Ketegangan Politik dan Kritik Donald Trump

Di sisi lain, situasi ini juga memicu dinamika politik internal di blok Barat yang semakin memanas. Presiden Donald Trump secara terbuka melontarkan kritik tajam kepada sekutu-sekutu Eropa, termasuk Inggris dan Prancis, melalui platform media sosialnya. Ia mengecam ketidakmauan negara-negara tersebut untuk terlibat aktif dalam operasi pembukaan kembali jalur pelayaran Selat Hormuz.

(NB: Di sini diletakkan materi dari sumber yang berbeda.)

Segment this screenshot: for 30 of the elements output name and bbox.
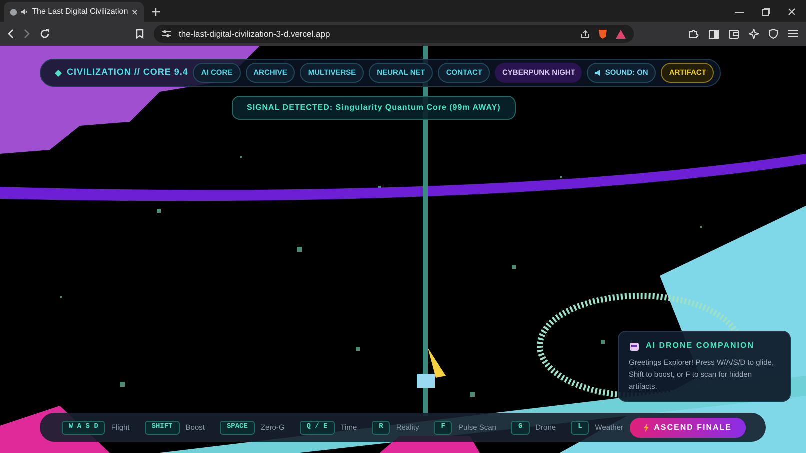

Laksamana Brad Cooper selaku Komandan CENTCOM menegaskan bahwa Amerika Serikat tidak akan tinggal diam melihat ancaman terhadap navigasi bebas. Pihaknya berkomitmen untuk terus melemahkan kemampuan militer Iran yang dianggap mengganggu keamanan maritim. Operasi penggunaan bom penghancur bunker AS ini disebut hanya sebagai awal dari rangkaian tindakan tegas lainnya.

Saat ini, situasi di sekitar Teluk Persia masih sangat cair dengan kehadiran armada tempur dari berbagai negara yang terus bersiaga. Komunitas internasional kini menantikan langkah diplomasi lebih lanjut untuk mencegah perang terbuka yang lebih luas. Meski demikian, penggunaan senjata penghancur bunker ini telah menunjukkan bahwa opsi militer tetap menjadi prioritas utama bagi Washington.